Learners will work through a series of activities and task-based assessments until they have completed the skills path, at which point they'll earn a credential. This is a portable, verifiable, and easy-to-share on LinkedIn and other platforms. Remember, this shows that the learner can demonstrate actual skills, not just that they watched some videos or read some content. In a world flooded by unvalidated credentials, this badge is highly credible for both learners and employers. SkillTracks help learners focus on the practical skills that matter most for their roles and teams. This translates into learning that is more impactful and directly aligned with your business goals. Today, we're launching SkillTracks for Data, IT, GenAI, and Software and Product. In October, we'll pilot verified skill paths for select data skills, with plans to expand to all four SkillTracks by early next year.
The pilot kicks off on October 6th, and we invite more of our enterprise customers to join us. It's a chance to help shape how verified skill paths can bring value to your employees and your business. On behalf of the product team here at Connect, I invite you to join us at the Learning Expo to hear more about the products we've shared today and the exciting roadmap ahead. Thank you. Thank you, Patrick. So we've covered a lot over the last 50 or so. I hope that what we announced today will help prepare you and your institution for a world that is changing faster than ever. We must seize the opportunity ahead of us. And that's why this quote resonates so deeply with me. The ultimate 21st-century skill is the ability to learn.
In a world that's being reshaped by AI, disruption, and shifting opportunity, that truth has never been more relevant. The ability to learn, to adapt, to grow, to reinvent ourselves is what will define not only our individual success, but the future of our society. That's why we're here. That is why Coursera exists. And together with our partners, our institutions, our customers, and this remarkable community, we can help billions of people unlock that ultimate skill: the ability to learn continuously.
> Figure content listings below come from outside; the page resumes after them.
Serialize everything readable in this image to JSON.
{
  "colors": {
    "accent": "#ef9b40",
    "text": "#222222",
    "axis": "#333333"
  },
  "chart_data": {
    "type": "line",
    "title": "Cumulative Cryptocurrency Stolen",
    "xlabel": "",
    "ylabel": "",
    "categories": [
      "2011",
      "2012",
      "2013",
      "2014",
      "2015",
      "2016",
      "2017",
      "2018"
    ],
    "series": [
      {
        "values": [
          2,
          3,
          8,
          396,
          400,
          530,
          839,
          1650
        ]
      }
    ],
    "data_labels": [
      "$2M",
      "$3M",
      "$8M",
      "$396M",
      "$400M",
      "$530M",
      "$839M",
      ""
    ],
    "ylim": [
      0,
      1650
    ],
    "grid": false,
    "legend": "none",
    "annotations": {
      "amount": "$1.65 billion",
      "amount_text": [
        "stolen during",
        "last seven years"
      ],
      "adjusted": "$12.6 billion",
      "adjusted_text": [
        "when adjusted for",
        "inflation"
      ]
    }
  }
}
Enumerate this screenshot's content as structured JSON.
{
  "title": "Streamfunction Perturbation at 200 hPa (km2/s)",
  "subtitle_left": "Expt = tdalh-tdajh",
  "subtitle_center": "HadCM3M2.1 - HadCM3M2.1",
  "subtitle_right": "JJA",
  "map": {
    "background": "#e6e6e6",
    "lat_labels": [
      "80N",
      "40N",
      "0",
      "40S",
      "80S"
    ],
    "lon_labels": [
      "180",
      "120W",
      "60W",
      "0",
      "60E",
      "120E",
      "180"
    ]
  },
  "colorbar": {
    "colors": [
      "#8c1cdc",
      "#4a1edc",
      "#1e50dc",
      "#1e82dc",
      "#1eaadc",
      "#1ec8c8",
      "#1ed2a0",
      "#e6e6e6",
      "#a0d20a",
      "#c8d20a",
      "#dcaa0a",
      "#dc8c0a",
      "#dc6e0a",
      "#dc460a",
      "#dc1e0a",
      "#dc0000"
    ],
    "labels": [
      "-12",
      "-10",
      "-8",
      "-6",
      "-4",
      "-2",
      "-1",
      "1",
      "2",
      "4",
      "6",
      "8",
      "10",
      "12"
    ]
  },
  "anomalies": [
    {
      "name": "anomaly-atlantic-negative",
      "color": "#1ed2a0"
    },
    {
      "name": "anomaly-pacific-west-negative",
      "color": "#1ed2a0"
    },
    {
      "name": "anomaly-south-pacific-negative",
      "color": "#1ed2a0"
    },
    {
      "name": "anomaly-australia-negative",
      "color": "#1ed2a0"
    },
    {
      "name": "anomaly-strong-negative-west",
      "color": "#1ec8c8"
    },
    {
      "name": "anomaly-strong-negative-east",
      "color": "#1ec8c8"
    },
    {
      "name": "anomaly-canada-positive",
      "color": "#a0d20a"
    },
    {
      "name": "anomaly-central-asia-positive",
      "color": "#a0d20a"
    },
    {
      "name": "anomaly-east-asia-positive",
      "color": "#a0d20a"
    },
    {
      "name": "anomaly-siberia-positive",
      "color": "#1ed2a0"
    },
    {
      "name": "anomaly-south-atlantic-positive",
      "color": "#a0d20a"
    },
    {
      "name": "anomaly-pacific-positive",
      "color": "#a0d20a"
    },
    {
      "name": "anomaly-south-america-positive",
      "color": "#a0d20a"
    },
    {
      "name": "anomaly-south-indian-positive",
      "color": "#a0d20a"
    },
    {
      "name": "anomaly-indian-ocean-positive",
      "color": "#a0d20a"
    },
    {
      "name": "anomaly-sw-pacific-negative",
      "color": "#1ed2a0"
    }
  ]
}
And when we do, we don't just prepare people for the future of work. We give them the power to shape it. Thank you all so much. Well, thank you, Greg, for that inspiring and forward-looking keynote on creating a skills-first future in the age of AI. We're going to take a short break now. We have some coffee and tea available, so please enjoy the refreshments.
Have conversations with your fellow attendees, as well as enjoy the conversation going forward. When we return, we'll dive into our first panel of the day: verified skills, stackable credentials, and the journey toward career-aligned personalization. We'll see you back here promptly in 15 minutes. So enjoy your break. Thank you very much.